She raised an eyebrow.” You haven’t changed your mind, then? About going?”

“Lestrade’s probably right,” I said. “The whole thing is utter folly, but even though we’ll be placing ourselves in danger, I feel we have to go through with it. Otherwise…”

She gave me a half-smile. “Otherwise the killer is free to do his worst.”

A few minutes later we made our way downstairs. Lestrade had assembled the other guests who were all sitting around the bar-room in the same seats they had occupied the night before. The only one missing was Marston.

“Now then,” said Lestrade. I’m Inspector Heehaw of Scotland–”

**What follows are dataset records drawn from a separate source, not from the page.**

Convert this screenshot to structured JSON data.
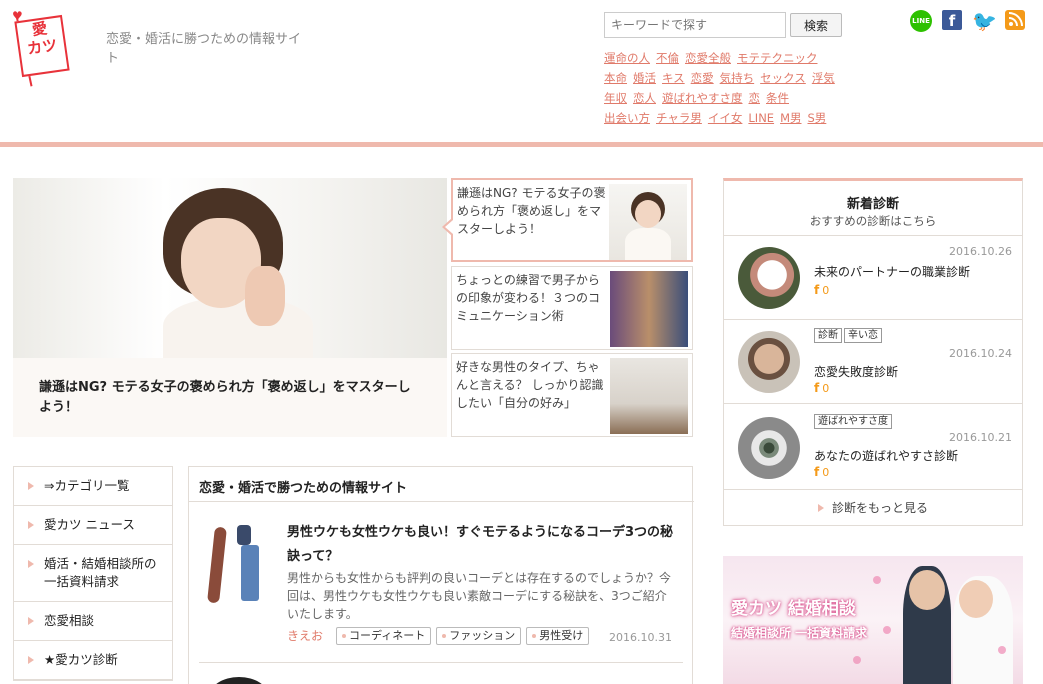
{
  "header": {
    "logo_text_top": "愛",
    "logo_text_bottom": "カツ",
    "tagline": "恋愛・婚活に勝つための情報サイト",
    "search": {
      "placeholder": "キーワードで探す",
      "button_label": "検索"
    },
    "social": [
      "line-icon",
      "facebook-icon",
      "twitter-icon",
      "rss-icon"
    ],
    "social_line_label": "LINE",
    "social_fb_label": "f",
    "social_tw_label": "🐦",
    "tag_rows": [
      [
        "運命の人",
        "不倫",
        "恋愛全般",
        "モテテクニック"
      ],
      [
        "本命",
        "婚活",
        "キス",
        "恋愛",
        "気持ち",
        "セックス",
        "浮気"
      ],
      [
        "年収",
        "恋人",
        "遊ばれやすさ度",
        "恋",
        "条件"
      ],
      [
        "出会い方",
        "チャラ男",
        "イイ女",
        "LINE",
        "M男",
        "S男"
      ]
    ]
  },
  "hero": {
    "caption": "謙遜はNG? モテる女子の褒められ方「褒め返し」をマスターしよう！"
  },
  "side_articles": [
    {
      "text": "謙遜はNG? モテる女子の褒められ方「褒め返し」をマスターしよう！"
    },
    {
      "text": "ちょっとの練習で男子からの印象が変わる！３つのコミュニケーション術"
    },
    {
      "text": "好きな男性のタイプ、ちゃんと言える？ しっかり認識したい「自分の好み」"
    }
  ],
  "left_nav": [
    "⇒カテゴリ一覧",
    "愛カツ ニュース",
    "婚活・結婚相談所の一括資料請求",
    "恋愛相談",
    "★愛カツ診断"
  ],
  "main": {
    "title": "恋愛・婚活で勝つための情報サイト",
    "article": {
      "title": "男性ウケも女性ウケも良い！すぐモテるようになるコーデ3つの秘訣って？",
      "excerpt": "男性からも女性からも評判の良いコーデとは存在するのでしょうか？今回は、男性ウケも女性ウケも良い素敵コーデにする秘訣を、3つご紹介いたします。",
      "author": "きえお",
      "tags": [
        "コーディネート",
        "ファッション",
        "男性受け"
      ],
      "date": "2016.10.31"
    }
  },
  "diagnostics": {
    "title": "新着診断",
    "subtitle": "おすすめの診断はこちら",
    "items": [
      {
        "name": "未来のパートナーの職業診断",
        "date": "2016.10.26",
        "fb_count": "0",
        "badges": []
      },
      {
        "name": "恋愛失敗度診断",
        "date": "2016.10.24",
        "fb_count": "0",
        "badges": [
          "診断",
          "辛い恋"
        ]
      },
      {
        "name": "あなたの遊ばれやすさ診断",
        "date": "2016.10.21",
        "fb_count": "0",
        "badges": [
          "遊ばれやすさ度"
        ]
      }
    ],
    "fb_icon": "f",
    "more_label": "診断をもっと見る"
  },
  "banner": {
    "title": "愛カツ 結婚相談",
    "subtitle": "結婚相談所 一括資料請求"
  },
  "colors": {
    "accent": "#efb9ad",
    "link": "#e07a6a",
    "logo_red": "#e8323a"
  }
}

I harrumphed loudly, interrupting him. “Not sure there’s any point in aliases…”

He bit his lip and thought for a moment. “Quite. As I said, I’m Inspector Lestrade of Scotland Yard. And this is…” He glanced at me.

“Doctor John Watson, and my wife, Mary.”

A few members of the group let out audible gasps.

General MacArthur raised a finger. “Not Armstrong, then?”

I shook my head.

He twirled a thin moustache between finger and thumb and gave a quick laugh. “Heard of you. Baker Street, etcetera. Your detective chap. Holmes. Be arriving at some point?”

I thought it best not to herald my companion’s entrance, so I said, “He has no plans to join us.”

Former police inspector Blah shifted in his chair. “So if you’re not Armstrong, what are you doing here?”

I coughed in preparation for the lie. “Doctor Armstrong is ill. Terminal, in fact, but he wished that I, and my wife, should replace him, taking advantage of his good fortune in being invited to the island. Of course, he had no notion he might be thrusting us into a dangerous situation.”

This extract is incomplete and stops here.